Some international relations scholars posit that economic interdependence contributes to peaceful relations between states. Other scholars argue that the relationship is more nuanced or emphasize the ways in which interdependence can contribute to conflict between states. For example, through their work on "weaponized interdependence", Abraham Newman and Henry Farrell have outlined how states that possess effective jurisdiction over central economic nodes can use these nodes for coercive economic leverage against adversaries. Viktor Cha has argued that economic interdependence in East Asia can both be a tool of coercion by China but can also be exploited by China's neighbors to deter China if they all work together against China.

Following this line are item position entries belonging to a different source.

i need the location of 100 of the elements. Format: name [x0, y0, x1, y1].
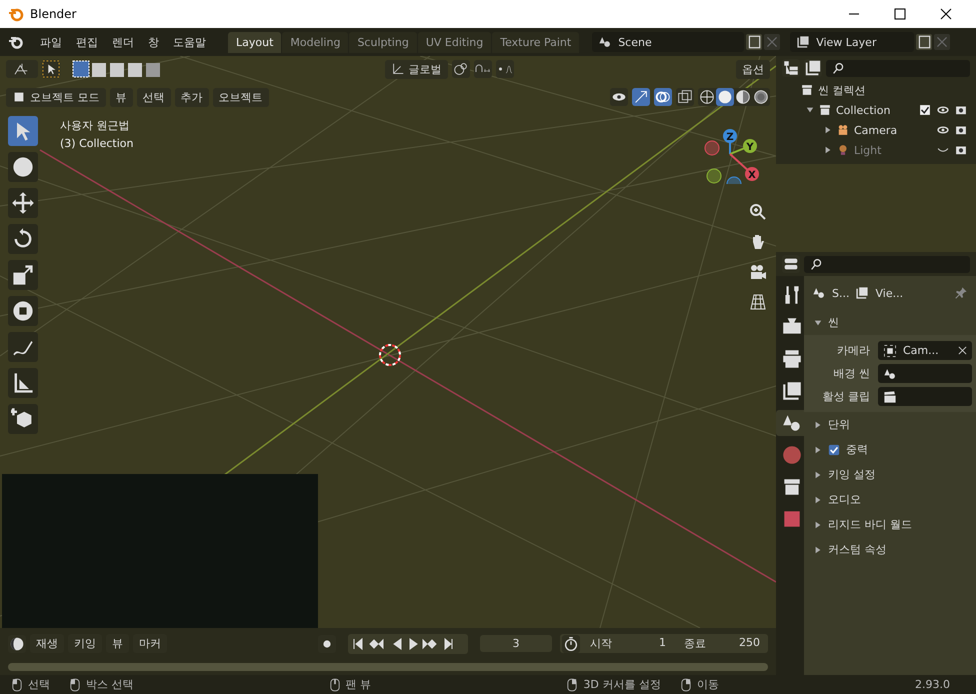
editor-type-icon[interactable] — [782, 255, 800, 273]
status-hint: 박스 선택 — [86, 677, 134, 692]
axis-handle[interactable]: X — [745, 167, 759, 181]
move-tool-icon[interactable] — [8, 188, 38, 218]
timeline-menu-item[interactable]: 키잉 — [68, 634, 102, 654]
timeline-menu-item[interactable]: 재생 — [30, 634, 64, 654]
mouse-icon — [680, 678, 691, 692]
menu-item[interactable]: 창 — [142, 34, 165, 50]
negative-axis-handle[interactable] — [726, 176, 742, 184]
copy-icon[interactable] — [746, 34, 762, 50]
status-hint: 3D 커서를 설정 — [583, 677, 661, 692]
xray-icon[interactable] — [676, 88, 694, 106]
mode-dropdown[interactable]: 오브젝트 모드 — [6, 88, 106, 106]
camera-icon[interactable] — [748, 262, 768, 282]
menu-item[interactable]: 편집 — [70, 34, 104, 50]
checkbox-icon[interactable] — [828, 444, 840, 456]
axis-handle[interactable]: Z — [723, 129, 737, 143]
clip-field[interactable] — [878, 387, 972, 406]
visibility-icon[interactable] — [610, 88, 628, 106]
rotate-tool-icon[interactable] — [8, 224, 38, 254]
status-hint: 팬 뷰 — [346, 677, 372, 692]
orientation-dropdown[interactable]: 글로벌 — [384, 60, 448, 78]
rendered-shading-icon[interactable] — [752, 88, 770, 106]
cursor-icon[interactable] — [42, 60, 60, 78]
annotate-tool-icon[interactable] — [8, 332, 38, 362]
add-cube-tool-icon[interactable] — [8, 404, 38, 434]
pivot-icon[interactable] — [452, 60, 470, 78]
workspace-tab[interactable]: Modeling — [282, 32, 348, 52]
copy-icon[interactable] — [916, 34, 932, 50]
timeline-menu-item[interactable]: 마커 — [133, 634, 167, 654]
panel-header[interactable]: 리지드 바디 월드 — [804, 512, 976, 537]
panel-header[interactable]: 단위 — [804, 412, 976, 437]
zoom-icon[interactable] — [748, 202, 768, 222]
blender-logo-icon[interactable] — [8, 34, 24, 50]
wire-shading-icon[interactable] — [698, 88, 716, 106]
negative-axis-handle[interactable] — [706, 168, 722, 184]
panel-header[interactable]: 오디오 — [804, 487, 976, 512]
start-frame-field[interactable]: 시작 1 — [582, 634, 674, 654]
expand-arrow-icon[interactable] — [824, 146, 832, 154]
editor-type-button[interactable] — [6, 60, 38, 78]
clock-icon[interactable] — [8, 634, 26, 653]
selection-mode-icon[interactable] — [72, 60, 162, 78]
outliner-item[interactable]: Light — [854, 144, 932, 156]
pin-icon[interactable] — [954, 286, 968, 300]
grid-icon[interactable] — [748, 292, 768, 312]
end-frame-field[interactable]: 종료 250 — [676, 634, 768, 654]
search-field[interactable] — [804, 256, 970, 272]
clear-icon[interactable] — [958, 346, 967, 355]
axis-handle[interactable]: Y — [743, 139, 757, 153]
scale-tool-icon[interactable] — [8, 260, 38, 290]
scene-field[interactable] — [878, 364, 972, 383]
current-frame-field[interactable]: 3 — [480, 635, 552, 652]
viewport-menu-item[interactable]: 뷰 — [110, 88, 132, 106]
search-field[interactable] — [826, 60, 970, 76]
snap-icon[interactable] — [474, 60, 492, 78]
solid-shading-icon[interactable] — [716, 88, 734, 106]
viewport-menu-item[interactable]: 선택 — [136, 88, 170, 106]
transform-tool-icon[interactable] — [8, 296, 38, 326]
gizmo-toggle-icon[interactable] — [632, 88, 650, 106]
workspace-tab[interactable]: Texture Paint — [492, 32, 580, 52]
viewport-menu-item[interactable]: 오브젝트 — [212, 88, 268, 106]
workspace-tab[interactable]: UV Editing — [418, 32, 492, 52]
select-box-tool-icon[interactable] — [8, 116, 38, 146]
display-mode-icon[interactable] — [782, 59, 800, 77]
timeline-scrollbar[interactable] — [8, 663, 768, 671]
material-shading-icon[interactable] — [734, 88, 752, 106]
options-dropdown[interactable]: 옵션 — [736, 60, 770, 78]
outliner-item[interactable]: Camera — [854, 124, 932, 136]
outliner-item[interactable]: 씬 컬렉션 — [818, 82, 866, 98]
filter-icon[interactable] — [804, 59, 822, 77]
record-icon[interactable] — [318, 634, 336, 653]
outliner-item[interactable]: Collection — [836, 104, 914, 116]
measure-tool-icon[interactable] — [8, 368, 38, 398]
panel-header[interactable]: 커스텀 속성 — [804, 537, 976, 562]
expand-arrow-icon[interactable] — [806, 106, 814, 114]
menu-item[interactable]: 렌더 — [106, 34, 140, 50]
proportional-edit-icon[interactable] — [496, 60, 514, 78]
negative-axis-handle[interactable] — [704, 140, 720, 156]
overlay-toggle-icon[interactable] — [654, 88, 672, 106]
close-icon[interactable] — [940, 8, 952, 20]
timeline-menu-item[interactable]: 뷰 — [106, 634, 129, 654]
panel-header[interactable]: 씬 — [804, 310, 976, 335]
panel-header[interactable]: 중력 — [804, 437, 976, 462]
view-layer-selector[interactable]: View Layer — [790, 32, 914, 52]
expand-arrow-icon[interactable] — [824, 126, 832, 134]
panel-header[interactable]: 키잉 설정 — [804, 462, 976, 487]
workspace-tab[interactable]: Layout — [228, 32, 282, 52]
context-label[interactable]: S... — [832, 286, 850, 300]
context-label[interactable]: Vie... — [875, 286, 948, 300]
mouse-icon — [12, 678, 22, 692]
viewport-menu-item[interactable]: 추가 — [174, 88, 208, 106]
playback-controls-icon[interactable] — [348, 634, 468, 654]
menu-item[interactable]: 도움말 — [167, 34, 212, 50]
checkbox-icon[interactable] — [918, 103, 932, 117]
workspace-tab[interactable]: Sculpting — [349, 32, 417, 52]
scene-selector[interactable]: Scene — [592, 32, 744, 52]
object-field[interactable]: Cam... — [878, 341, 972, 360]
stopwatch-icon[interactable] — [562, 634, 580, 653]
menu-item[interactable]: 파일 — [34, 34, 68, 50]
maximize-icon[interactable] — [894, 8, 906, 20]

Economic interdependence and conflict
International relations scholars are divided as to whether economic interdependence contributes to peace or conflict. Statistical analyses indicate that economic interdependence can lead both to war and peace, with various factors that condition the effect of interdependence. Dale C. Copeland argues that expectations about future trade affects whether economic interdependence is likely to lead to peace or conflict; when leaders do not believe that future trade patterns will be favorable, they are more likely to engage in conflict and competition than when they believe that future trade patterns will be beneficial to their state. According to Henry Farrell and Abraham L. Newman, states can "weaponize interdependence" by fighting over control of important nodes in global networks of informational and financial exchange. Realists such as John Mearsheimer and Joseph Grieco argue that interdependence increase the risk of conflict by creating dependencies and vulnerabilities that states will seek to rid themselves off; for example, states will fear that other states cut off access to key resources.Beth Simmons and Patrick McDonald argue that interdependence creates groups in liberal capitalist states with vested interests in the status quo, which makes conflict less likely. However, illiberal states or states where domestic groups benefit from trade barriers may be more likely to end up in conflict over trade relations. According to Stephen G. Brooks, globalization of production has had a pacifying impact on great powers by making it hard for great powers to have cutting-edge military technology without being part of global supply chains, reducing incentives to conquer the territory of economically advanced countries, and facilitating regional integration.
The outbreak of [World War I] during a period of unprecedented globalization and economic interdependence has often been cited as an example of how economic interdependence fails to prevent war or even contributes to it. Other scholars dispute that World War I was a failure for liberal theory.
According to a 2005 assessment of existing research, the existing research indicated that trade linkages reduce conflict.